Ben Fontes, EHS senior associate director and biosafety officer, has spent his career sharing his knowledge with those around the globe in need of assistance in the biosafety field. His latest mission took him to Kota Kinabalu, the state capital of Sabah, Malaysia, for a visit to the Kota Kinabalu Public Health Laboratory to help establish biosafety and biosecurity laboratories to diagnose highly infectious pathogens such as COVID-19 and SARS.
During this event, senior ‘twins” from the United States were asked to help facilitate institutional twinning between Australia and Thailand/Malaysia.
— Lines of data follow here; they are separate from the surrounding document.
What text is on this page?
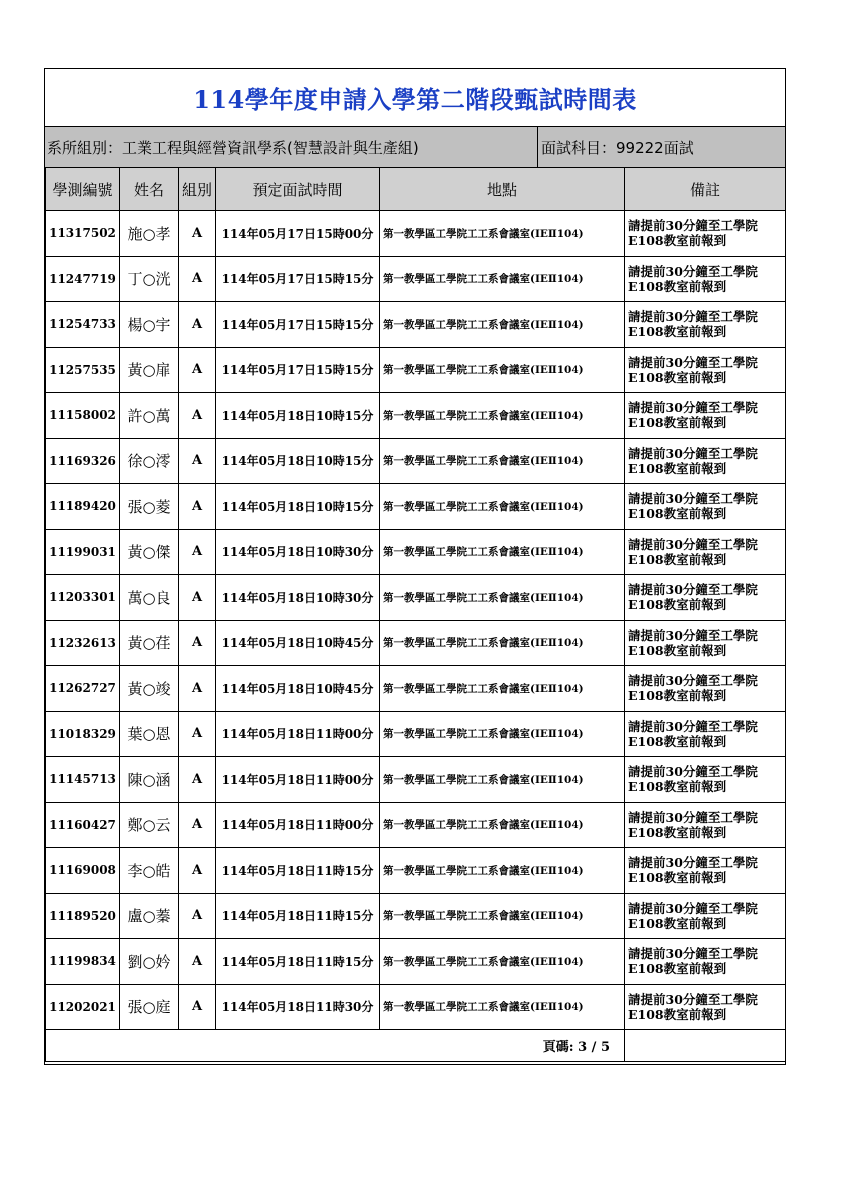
114學年度申請入學第二階段甄試時間表
系所組別：工業工程與經營資訊學系(智慧設計與生產組)	面試科目：99222面試
學測編號	姓名	組別	預定面試時間	地點	備註
11317502	施○孝	A	114年05月17日15時00分	第一教學區工學院工工系會議室(IEⅡ104)	請提前30分鐘至工學院
E108教室前報到

11247719	丁○洸	A	114年05月17日15時15分	第一教學區工學院工工系會議室(IEⅡ104)	請提前30分鐘至工學院
E108教室前報到

11254733	楊○宇	A	114年05月17日15時15分	第一教學區工學院工工系會議室(IEⅡ104)	請提前30分鐘至工學院
E108教室前報到

11257535	黃○扉	A	114年05月17日15時15分	第一教學區工學院工工系會議室(IEⅡ104)	請提前30分鐘至工學院
E108教室前報到

11158002	許○萬	A	114年05月18日10時15分	第一教學區工學院工工系會議室(IEⅡ104)	請提前30分鐘至工學院
E108教室前報到

11169326	徐○澪	A	114年05月18日10時15分	第一教學區工學院工工系會議室(IEⅡ104)	請提前30分鐘至工學院
E108教室前報到

11189420	張○菱	A	114年05月18日10時15分	第一教學區工學院工工系會議室(IEⅡ104)	請提前30分鐘至工學院
E108教室前報到

11199031	黃○傑	A	114年05月18日10時30分	第一教學區工學院工工系會議室(IEⅡ104)	請提前30分鐘至工學院
E108教室前報到

11203301	萬○良	A	114年05月18日10時30分	第一教學區工學院工工系會議室(IEⅡ104)	請提前30分鐘至工學院
E108教室前報到

11232613	黃○荏	A	114年05月18日10時45分	第一教學區工學院工工系會議室(IEⅡ104)	請提前30分鐘至工學院
E108教室前報到

11262727	黃○竣	A	114年05月18日10時45分	第一教學區工學院工工系會議室(IEⅡ104)	請提前30分鐘至工學院
E108教室前報到

11018329	葉○恩	A	114年05月18日11時00分	第一教學區工學院工工系會議室(IEⅡ104)	請提前30分鐘至工學院
E108教室前報到

11145713	陳○涵	A	114年05月18日11時00分	第一教學區工學院工工系會議室(IEⅡ104)	請提前30分鐘至工學院
E108教室前報到

11160427	鄭○云	A	114年05月18日11時00分	第一教學區工學院工工系會議室(IEⅡ104)	請提前30分鐘至工學院
E108教室前報到

11169008	李○皓	A	114年05月18日11時15分	第一教學區工學院工工系會議室(IEⅡ104)	請提前30分鐘至工學院
E108教室前報到

11189520	盧○蓁	A	114年05月18日11時15分	第一教學區工學院工工系會議室(IEⅡ104)	請提前30分鐘至工學院
E108教室前報到

11199834	劉○妗	A	114年05月18日11時15分	第一教學區工學院工工系會議室(IEⅡ104)	請提前30分鐘至工學院
E108教室前報到

11202021	張○庭	A	114年05月18日11時30分	第一教學區工學院工工系會議室(IEⅡ104)	請提前30分鐘至工學院
E108教室前報到

頁碼: 3 / 5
Each of the three twin groups at this event had representation from a senior twin facilitator such as Fontes, a “new” Australian twin mentor who is learning how to run the program, and two representatives from an institution paired with a sister lab in Australia.
Read the article on the visit in the Borneo Post.
Fontes is part of the Biorisk Management Advisor Development and Mentorship Program, informally known as the “Biosafety Twinning Program”. The program was developed 14 years ago by the Sandia National Laboratories Global Chemical Biological Security team as a way for experienced biosafety professionals to mentor newly appointed or inexperienced members of the biosafety field in countries where biorisk management concepts and principals are relatively new. He has been partnered with “twins” from Yemen, Kurdistan Regional Governate of Iraq, Morocco, Egypt, Tanzania, and Turkey.
In 2019, several “twins” from Algeria and Mali along with biosafety professionals from Vietnam visited Yale University to get a first-hand look at its biosafety practices. They heard presentations from Yale researchers, toured various labs and biosafety-related areas and attended a Biosafety Level 3 training as well as more detailed breakout information sessions. Yale also served as a peer institutional twin to Al Muthanna University in Iran during the pandemic.